Lifestyle factors, including smoking and substantial alcohol consumption, are also risk factors for sexual morbidity. In men, cigarette smoking may induce vasoconstriction and penile venous leakage. In large amounts, alcohol is a strong sedative-hypnotic, producing decreased libido and transient erectile dysfunction.
Pharmacologic treatment for cancer and chronic illness in general is often a necessary and integral component of health maintenance. Some pharmacologic treatments, however, may have direct or indirect deleterious effects on sexual function through multiple physiologic and psychologic pathways. Pharmacologic agents that may negatively affect sexual response are addressed in the section on pharmacologic effects. A number of resources provide further delineation of the mechanisms for changes in sexual function associated with these agents and include listings of specific medications and known effects on sexual function.[4,24,25,26]
Brief questionnaires that measure sexual dysfunction may be helpful, particularly when screening larger groups of cancer patients for sexual dysfunction or when conducting research on sexuality as an aspect of quality of life. The International Index of Erectile Function (IIEF, 15 items) and the Brief Male Sexual Function Inventory (BMSFI, 11 items) are well-validated scales measuring aspects of sexual function and satisfaction in men.[27,28] Sexual problems can also be identified with a briefer five-item scale, the Sexual Health Inventory for Men (SHIM), which is a validated self-report scale that can be used to identify erectile dysfunction in a variety of clinical settings. For women, there are several brief measures with established psychometric properties that assess sexual functioning and satisfaction: the Brief Index of Sexual Functioning for Women (BISF-W, 22 items), the Sex History Form (SHF, 46 items), the Changes in Sexual Functioning Questionnaire (CSFQ, 35 items), the Derogatis Interview for Sexual Functioning (DISF/DISF-SR, 25 items), the Female Sexual Function Index (FSFI, 19 items), and the Golombok-Rusk Inventory of Sexual Satisfaction (GRISS, 28 items).[13,29,30] These scales vary in their reliability, validity, method of attainment (i.e., patient vs. clinician rates; structured vs. semistructured), type and number of symptoms assessed, and time frame of assessment. To accurately reflect changes over time, one must obtain systematic assessment of premorbid, baseline, and follow-up levels of sexual function and satisfaction.
In addition to paper-and-pencil self-report measures of sexuality, some medical evaluations of the adequacy of the physiological response are available.

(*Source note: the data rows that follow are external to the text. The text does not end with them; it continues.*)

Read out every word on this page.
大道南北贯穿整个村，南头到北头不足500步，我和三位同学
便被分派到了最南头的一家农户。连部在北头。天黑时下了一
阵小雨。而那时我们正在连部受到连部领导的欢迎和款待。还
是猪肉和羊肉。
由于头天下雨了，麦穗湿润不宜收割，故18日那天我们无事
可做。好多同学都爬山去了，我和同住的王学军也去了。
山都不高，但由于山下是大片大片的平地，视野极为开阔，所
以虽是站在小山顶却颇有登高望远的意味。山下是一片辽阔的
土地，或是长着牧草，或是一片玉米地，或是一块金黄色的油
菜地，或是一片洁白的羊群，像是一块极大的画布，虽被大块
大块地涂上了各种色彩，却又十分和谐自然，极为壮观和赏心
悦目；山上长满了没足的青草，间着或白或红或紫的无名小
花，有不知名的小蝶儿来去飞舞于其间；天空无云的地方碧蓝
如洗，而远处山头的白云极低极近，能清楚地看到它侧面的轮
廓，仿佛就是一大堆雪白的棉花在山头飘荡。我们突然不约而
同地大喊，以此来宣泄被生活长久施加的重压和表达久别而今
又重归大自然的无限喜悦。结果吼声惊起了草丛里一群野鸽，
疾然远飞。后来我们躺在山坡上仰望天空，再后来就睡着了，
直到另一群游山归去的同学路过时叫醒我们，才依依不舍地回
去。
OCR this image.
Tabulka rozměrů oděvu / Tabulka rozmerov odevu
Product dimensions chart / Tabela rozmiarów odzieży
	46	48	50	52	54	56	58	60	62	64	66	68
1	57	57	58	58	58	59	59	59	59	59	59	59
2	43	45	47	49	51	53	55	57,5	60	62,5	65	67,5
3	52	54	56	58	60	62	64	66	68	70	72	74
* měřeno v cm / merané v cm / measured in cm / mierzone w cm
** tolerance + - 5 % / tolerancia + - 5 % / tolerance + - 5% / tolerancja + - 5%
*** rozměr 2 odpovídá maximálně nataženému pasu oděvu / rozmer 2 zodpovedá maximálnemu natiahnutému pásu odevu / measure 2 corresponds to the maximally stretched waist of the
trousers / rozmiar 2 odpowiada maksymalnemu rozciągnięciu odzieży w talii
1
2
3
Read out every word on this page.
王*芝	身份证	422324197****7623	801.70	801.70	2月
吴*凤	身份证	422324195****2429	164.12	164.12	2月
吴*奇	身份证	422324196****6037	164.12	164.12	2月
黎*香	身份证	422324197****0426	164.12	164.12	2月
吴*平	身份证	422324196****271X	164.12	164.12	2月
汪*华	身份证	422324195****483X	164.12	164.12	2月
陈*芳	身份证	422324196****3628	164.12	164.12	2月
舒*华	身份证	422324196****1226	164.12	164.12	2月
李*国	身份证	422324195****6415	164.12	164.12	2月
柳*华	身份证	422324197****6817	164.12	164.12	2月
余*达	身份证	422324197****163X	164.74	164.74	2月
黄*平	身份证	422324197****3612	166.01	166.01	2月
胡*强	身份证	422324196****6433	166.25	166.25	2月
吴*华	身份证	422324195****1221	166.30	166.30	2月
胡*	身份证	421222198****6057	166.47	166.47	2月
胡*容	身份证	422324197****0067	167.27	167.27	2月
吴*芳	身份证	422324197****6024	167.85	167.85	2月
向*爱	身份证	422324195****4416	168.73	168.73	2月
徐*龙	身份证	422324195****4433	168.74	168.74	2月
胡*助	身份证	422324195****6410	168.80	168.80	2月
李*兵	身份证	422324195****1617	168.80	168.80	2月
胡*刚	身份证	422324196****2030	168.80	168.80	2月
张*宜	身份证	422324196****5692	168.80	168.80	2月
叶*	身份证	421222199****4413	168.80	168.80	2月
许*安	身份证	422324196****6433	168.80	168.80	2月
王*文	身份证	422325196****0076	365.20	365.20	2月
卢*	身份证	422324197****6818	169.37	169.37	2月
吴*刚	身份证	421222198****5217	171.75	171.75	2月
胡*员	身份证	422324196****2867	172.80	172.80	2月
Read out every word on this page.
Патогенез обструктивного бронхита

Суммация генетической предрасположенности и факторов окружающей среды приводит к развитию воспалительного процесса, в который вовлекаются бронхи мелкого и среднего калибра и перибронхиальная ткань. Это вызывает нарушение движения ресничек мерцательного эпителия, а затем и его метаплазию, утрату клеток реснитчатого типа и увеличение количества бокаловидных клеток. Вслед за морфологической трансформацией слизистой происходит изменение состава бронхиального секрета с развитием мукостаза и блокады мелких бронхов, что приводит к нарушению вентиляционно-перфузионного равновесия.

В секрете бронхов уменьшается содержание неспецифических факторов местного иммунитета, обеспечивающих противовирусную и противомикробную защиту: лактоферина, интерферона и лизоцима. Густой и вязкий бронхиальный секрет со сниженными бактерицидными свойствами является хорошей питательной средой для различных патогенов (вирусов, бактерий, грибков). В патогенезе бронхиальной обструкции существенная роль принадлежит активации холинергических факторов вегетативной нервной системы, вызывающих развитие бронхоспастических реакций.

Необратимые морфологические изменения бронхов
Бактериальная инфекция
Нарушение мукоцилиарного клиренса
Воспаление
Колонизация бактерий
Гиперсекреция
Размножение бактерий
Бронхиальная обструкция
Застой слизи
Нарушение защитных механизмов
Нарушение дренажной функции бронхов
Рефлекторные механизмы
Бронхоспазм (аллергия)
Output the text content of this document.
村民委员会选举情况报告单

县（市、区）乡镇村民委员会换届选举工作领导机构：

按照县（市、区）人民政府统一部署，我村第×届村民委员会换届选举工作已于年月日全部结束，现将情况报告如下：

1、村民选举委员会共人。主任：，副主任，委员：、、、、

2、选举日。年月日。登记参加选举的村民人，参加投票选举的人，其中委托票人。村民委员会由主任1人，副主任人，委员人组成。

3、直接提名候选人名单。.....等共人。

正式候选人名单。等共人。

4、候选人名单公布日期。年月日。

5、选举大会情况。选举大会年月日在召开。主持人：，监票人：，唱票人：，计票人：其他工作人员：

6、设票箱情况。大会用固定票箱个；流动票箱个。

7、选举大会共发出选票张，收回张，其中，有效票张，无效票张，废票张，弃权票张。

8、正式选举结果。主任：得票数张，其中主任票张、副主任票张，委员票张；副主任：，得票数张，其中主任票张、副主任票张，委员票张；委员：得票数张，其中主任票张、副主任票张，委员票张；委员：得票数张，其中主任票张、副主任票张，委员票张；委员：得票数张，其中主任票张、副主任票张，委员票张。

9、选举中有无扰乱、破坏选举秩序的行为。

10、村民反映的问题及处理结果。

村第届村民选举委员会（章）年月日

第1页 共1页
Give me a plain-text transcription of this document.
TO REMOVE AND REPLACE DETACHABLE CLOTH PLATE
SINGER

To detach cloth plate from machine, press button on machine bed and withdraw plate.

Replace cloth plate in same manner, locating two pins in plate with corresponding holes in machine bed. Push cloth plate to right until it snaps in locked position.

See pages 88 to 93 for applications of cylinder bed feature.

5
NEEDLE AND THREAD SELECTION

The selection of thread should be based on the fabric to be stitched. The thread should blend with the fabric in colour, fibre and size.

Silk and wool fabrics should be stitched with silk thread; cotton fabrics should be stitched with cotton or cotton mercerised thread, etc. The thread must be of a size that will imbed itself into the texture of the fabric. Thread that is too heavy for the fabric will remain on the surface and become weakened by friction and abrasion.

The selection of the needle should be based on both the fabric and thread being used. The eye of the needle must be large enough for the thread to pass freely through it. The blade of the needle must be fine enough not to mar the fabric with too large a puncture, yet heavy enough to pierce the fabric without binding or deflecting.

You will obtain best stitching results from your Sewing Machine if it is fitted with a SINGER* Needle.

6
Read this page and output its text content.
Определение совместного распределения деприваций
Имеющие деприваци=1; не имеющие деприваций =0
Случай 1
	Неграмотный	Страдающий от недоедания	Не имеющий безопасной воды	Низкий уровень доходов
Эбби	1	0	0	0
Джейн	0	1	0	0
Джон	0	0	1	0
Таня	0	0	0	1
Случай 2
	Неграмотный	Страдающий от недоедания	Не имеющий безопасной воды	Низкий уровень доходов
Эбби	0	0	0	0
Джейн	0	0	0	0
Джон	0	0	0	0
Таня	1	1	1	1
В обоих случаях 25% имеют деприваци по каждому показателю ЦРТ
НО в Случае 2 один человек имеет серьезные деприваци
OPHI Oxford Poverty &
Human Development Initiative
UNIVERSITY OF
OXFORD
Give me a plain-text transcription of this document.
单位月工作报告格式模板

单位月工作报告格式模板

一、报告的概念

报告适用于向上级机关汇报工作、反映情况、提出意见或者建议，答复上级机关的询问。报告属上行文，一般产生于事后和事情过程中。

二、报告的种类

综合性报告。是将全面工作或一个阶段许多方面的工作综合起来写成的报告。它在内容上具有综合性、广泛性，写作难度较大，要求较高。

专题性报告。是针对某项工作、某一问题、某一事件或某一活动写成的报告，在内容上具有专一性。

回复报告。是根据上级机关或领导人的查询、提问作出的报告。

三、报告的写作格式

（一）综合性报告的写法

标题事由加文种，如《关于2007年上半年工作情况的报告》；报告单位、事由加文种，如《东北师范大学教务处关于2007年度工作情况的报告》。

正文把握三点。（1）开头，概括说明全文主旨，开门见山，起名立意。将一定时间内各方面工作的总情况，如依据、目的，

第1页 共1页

For men, some of the more useful evaluations include the Rigiscan, a computerized electronic instrument that measures the adequacy of nocturnal erections; penile ultrasound studies to document hemodynamics of erection; and hormonal assays. In women, the use of the vaginal maturation index to measure estrogenization, a careful pelvic examination to identify sources of pain that occur during sexual activity, and hormonal assays are most common. More sophisticated measures of vaginal blood flow or sensory thresholds have been studied but have not gained wide acceptance.